The focus is on processes that reveal how trees absorb, transport, and store water. To this end, modern measurement methods are employed directly in the forest. So-called dendrometers—measuring tapes that measure a tree’s circumference—as well as sap flow sensors record how tree growth and water transport change throughout the day.

In addition, tree rings are analyzed, which allows researchers to draw conclusions about past water availability and the trees’ response to periods of drought. This provides insights into past water availability and the trees’ response to periods of drought. The result is a detailed picture of how beech forests cope with drought and which forest structures are particularly beneficial in this context.

Experiencing Forests in Transition – Insights Through 360° Images#

360° images enable realistic nature shots that can be experienced as a panoramic view either digitally or through virtual reality headsets. In perception research, they offer the opportunity to experience different forest conditions regardless of time and place.

This technology is being used to investigate how people perceive climate change-related changes in the forest. Through an online questionnaire, participants evaluate various forest conditions, which were also combined with varying levels of bird song diversity. The study tracks how factors such as biodiversity, closeness to nature, and personal well-being influence these perceptions.

Together with other findings from the questionnaire, this provides insights into the public’s knowledge, connection to nature, and attitudes. These insights can help tailor educational and communication initiatives on the topic of forests and climate change more effectively.

Tree Hydrology and Climate Change – How Do Forests Respond to Drought and Heat?#

Droughts and heat waves, which are becoming more frequent due to climate change, are placing forests under increasing stress. To better understand how trees cope with these stresses, researchers are studying the water supply of various tree species and their ability to adapt to drought and heat stress.

The focus is on tree hydrology—that is, how water is transported and utilized within a tree. If this water transport is disrupted, it can have serious consequences for the health of the trees.

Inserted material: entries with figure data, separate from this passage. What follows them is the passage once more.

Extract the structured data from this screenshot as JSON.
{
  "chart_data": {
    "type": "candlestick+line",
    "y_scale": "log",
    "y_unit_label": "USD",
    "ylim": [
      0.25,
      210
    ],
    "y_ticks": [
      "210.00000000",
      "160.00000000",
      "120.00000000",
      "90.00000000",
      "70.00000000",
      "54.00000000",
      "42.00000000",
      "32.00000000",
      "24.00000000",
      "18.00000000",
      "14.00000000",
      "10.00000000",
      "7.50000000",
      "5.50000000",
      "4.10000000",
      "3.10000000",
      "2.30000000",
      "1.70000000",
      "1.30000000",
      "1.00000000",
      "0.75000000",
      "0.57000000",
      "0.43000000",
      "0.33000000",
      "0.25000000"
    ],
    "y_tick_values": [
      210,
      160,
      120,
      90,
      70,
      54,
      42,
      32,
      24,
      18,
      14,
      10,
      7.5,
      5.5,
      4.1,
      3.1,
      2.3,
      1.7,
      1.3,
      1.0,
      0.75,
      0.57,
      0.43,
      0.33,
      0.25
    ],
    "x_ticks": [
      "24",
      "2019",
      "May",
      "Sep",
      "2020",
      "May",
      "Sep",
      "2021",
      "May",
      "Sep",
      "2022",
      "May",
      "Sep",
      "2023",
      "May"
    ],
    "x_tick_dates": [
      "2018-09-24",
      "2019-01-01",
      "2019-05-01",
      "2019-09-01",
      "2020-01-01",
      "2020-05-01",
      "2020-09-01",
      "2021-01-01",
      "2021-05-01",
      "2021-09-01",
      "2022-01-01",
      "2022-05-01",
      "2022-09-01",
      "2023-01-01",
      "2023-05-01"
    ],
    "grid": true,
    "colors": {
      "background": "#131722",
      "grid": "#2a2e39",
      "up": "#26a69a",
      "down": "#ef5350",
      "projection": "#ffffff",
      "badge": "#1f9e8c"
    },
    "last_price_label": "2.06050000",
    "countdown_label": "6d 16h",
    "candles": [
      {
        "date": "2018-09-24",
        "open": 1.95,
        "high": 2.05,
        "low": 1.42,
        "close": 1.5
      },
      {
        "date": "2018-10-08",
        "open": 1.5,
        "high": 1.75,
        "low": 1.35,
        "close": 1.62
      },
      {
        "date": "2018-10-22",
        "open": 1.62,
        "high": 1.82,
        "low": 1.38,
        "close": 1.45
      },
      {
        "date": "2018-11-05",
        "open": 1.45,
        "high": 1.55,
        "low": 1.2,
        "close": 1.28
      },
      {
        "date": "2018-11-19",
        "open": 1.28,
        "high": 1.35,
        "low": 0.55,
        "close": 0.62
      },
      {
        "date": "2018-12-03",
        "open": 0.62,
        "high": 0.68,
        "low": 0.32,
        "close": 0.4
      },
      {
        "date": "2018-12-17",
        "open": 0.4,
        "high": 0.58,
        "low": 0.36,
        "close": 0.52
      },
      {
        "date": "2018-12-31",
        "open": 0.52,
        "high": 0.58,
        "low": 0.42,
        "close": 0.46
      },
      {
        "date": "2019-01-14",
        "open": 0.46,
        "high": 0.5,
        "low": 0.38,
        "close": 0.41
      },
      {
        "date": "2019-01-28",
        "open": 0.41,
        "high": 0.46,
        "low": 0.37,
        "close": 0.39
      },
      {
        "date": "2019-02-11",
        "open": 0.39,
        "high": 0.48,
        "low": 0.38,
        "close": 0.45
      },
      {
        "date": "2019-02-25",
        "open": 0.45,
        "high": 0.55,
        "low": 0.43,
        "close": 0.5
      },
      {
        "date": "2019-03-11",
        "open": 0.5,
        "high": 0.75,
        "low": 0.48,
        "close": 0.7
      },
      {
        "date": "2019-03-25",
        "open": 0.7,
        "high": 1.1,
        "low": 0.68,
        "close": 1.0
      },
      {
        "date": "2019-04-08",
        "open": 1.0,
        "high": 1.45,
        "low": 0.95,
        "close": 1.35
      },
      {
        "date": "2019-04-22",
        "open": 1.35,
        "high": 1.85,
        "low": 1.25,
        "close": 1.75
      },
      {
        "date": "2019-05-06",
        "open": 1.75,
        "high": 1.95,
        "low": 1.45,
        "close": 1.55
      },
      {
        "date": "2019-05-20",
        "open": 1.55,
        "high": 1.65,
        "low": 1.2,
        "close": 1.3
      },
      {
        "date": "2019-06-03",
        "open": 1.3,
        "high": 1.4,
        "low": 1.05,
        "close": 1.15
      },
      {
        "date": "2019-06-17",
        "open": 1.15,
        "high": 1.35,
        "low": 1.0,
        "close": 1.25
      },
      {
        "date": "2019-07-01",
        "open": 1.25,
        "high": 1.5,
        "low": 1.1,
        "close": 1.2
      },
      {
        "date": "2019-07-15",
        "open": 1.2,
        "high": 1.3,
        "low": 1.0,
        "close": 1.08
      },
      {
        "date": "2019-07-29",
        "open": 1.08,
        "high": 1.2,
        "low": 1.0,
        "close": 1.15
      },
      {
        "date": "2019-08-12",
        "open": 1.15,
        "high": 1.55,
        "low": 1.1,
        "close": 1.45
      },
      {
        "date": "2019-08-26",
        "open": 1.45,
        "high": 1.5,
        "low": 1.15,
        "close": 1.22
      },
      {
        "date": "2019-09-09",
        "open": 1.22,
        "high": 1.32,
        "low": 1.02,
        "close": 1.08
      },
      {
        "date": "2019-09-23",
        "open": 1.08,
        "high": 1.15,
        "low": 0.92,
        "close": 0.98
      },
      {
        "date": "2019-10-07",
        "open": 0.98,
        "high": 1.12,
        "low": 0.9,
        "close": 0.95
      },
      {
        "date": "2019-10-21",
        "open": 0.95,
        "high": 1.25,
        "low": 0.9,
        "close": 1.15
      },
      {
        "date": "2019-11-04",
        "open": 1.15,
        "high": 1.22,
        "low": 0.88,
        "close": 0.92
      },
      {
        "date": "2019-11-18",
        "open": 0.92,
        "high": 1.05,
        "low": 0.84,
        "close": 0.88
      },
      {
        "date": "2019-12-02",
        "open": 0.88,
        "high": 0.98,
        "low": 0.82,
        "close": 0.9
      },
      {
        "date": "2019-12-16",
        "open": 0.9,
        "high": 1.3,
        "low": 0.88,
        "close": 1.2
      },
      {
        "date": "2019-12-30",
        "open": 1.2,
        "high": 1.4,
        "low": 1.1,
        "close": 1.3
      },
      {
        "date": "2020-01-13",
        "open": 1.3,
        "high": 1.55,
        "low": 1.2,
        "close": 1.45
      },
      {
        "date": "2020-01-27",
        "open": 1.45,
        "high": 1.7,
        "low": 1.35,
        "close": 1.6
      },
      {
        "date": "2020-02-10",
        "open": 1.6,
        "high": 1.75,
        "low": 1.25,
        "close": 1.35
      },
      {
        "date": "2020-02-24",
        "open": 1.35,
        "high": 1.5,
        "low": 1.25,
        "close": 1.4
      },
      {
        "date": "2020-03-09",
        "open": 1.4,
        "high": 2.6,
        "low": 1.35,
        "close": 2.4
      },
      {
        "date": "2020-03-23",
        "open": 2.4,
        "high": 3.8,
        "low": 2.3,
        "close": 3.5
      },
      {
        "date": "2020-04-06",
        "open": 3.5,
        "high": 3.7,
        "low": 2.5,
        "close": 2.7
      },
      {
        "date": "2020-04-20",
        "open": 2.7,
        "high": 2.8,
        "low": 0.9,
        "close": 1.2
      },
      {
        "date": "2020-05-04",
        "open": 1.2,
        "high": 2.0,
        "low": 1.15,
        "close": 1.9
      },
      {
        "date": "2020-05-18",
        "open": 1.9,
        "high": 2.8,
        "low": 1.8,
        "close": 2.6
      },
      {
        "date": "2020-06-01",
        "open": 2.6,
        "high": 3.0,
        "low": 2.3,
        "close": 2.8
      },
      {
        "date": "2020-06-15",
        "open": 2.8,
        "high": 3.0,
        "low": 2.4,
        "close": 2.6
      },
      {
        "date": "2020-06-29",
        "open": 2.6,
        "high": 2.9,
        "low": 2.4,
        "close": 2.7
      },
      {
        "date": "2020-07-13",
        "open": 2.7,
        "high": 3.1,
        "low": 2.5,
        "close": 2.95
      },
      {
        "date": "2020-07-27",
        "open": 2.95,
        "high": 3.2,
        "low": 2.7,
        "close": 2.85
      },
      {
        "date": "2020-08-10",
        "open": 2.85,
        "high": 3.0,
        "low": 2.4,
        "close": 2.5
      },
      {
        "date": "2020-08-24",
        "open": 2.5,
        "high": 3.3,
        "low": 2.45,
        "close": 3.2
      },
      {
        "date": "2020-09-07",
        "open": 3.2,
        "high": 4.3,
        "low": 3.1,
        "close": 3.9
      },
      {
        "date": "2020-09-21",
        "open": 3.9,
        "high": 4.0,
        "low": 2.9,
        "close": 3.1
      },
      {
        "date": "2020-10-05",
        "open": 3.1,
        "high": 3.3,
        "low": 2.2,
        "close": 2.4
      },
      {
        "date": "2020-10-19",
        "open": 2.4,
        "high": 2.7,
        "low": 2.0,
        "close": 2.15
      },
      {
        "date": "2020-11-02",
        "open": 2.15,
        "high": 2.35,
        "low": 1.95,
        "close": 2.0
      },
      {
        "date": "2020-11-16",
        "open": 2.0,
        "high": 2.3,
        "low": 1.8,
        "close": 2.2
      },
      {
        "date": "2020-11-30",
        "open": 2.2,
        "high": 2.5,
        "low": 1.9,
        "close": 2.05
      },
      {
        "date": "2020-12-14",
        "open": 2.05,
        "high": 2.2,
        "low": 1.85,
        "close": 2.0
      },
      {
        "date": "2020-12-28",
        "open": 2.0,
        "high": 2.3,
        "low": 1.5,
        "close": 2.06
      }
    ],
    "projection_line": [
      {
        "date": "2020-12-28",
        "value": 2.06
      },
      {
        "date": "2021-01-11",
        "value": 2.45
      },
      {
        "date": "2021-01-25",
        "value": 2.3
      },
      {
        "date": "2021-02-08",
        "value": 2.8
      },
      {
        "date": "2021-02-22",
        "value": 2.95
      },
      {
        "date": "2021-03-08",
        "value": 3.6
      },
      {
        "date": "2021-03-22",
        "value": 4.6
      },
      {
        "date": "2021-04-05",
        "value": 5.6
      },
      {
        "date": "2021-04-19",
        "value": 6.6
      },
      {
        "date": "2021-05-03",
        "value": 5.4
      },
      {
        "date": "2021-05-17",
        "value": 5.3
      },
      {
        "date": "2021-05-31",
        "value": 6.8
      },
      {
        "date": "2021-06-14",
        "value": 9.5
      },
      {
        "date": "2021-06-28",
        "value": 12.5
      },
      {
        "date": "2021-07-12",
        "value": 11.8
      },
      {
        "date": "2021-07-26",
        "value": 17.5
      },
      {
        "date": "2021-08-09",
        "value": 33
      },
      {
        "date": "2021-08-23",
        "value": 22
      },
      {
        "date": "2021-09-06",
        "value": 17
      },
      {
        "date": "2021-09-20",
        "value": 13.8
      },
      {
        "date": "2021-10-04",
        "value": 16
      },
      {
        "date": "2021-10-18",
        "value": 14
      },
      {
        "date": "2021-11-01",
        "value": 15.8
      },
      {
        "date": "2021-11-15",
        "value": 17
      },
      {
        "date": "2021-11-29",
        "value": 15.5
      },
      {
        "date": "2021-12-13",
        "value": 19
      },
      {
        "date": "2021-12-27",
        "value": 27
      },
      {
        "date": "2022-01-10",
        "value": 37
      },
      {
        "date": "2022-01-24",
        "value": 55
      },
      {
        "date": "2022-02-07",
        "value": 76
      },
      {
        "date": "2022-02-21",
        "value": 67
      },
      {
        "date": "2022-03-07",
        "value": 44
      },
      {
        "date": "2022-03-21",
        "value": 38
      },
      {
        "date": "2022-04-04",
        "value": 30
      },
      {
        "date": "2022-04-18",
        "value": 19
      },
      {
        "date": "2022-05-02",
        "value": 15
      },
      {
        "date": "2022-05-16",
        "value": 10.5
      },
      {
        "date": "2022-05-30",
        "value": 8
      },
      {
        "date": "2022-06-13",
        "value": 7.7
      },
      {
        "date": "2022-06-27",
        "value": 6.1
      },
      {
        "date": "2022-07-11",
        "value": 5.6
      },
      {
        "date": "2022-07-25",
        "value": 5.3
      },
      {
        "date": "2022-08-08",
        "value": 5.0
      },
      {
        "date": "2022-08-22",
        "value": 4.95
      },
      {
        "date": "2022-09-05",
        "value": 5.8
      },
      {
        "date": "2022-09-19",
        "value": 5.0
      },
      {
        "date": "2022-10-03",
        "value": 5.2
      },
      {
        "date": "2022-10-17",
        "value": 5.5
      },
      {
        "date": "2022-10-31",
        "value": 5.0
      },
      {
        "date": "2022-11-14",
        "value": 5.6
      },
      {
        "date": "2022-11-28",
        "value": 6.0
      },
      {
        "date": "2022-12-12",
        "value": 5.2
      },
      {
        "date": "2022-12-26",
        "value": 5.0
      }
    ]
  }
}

Various deciduous tree species in managed and unmanaged forests are being studied. In addition to the hydraulic properties of branches and leaves, the researchers are using leaf spectroscopy. This method allows them to quickly and non-destructively measure leaf properties. Spectral measurements and statistical models also enable conclusions to be drawn about the chemical and functional properties of many other leaves.

This research helps us better understand which tree species and forest structures are particularly resilient to the effects of climate change.

Forest Inventory – Surveying the Forest#

Forests serve numerous functions: They provide habitat for animals, plants, and fungi; store carbon; retain water; filter the air; and supply wood, a renewable resource. To assess these services, their characteristics must be accurately recorded.

During forest inventories, trees and other forest characteristics are systematically measured. Data collected includes, for example, tree species, tree heights, timber stocks, and the proportion of deadwood. Nationwide surveys such as the Federal Forest Inventory provide important information about the condition and development of forests in Germany. For individual forest areas, however, more detailed studies are often necessary to plan and evaluate specific measures.

Depending on the research question, various methods are used—ranging from traditional measuring tools such as tape measures and altimeters to modern acoustic measurement techniques. These methods provide precise insights into the structure of individual trees and entire forest stands and lay an important foundation for research and forest management.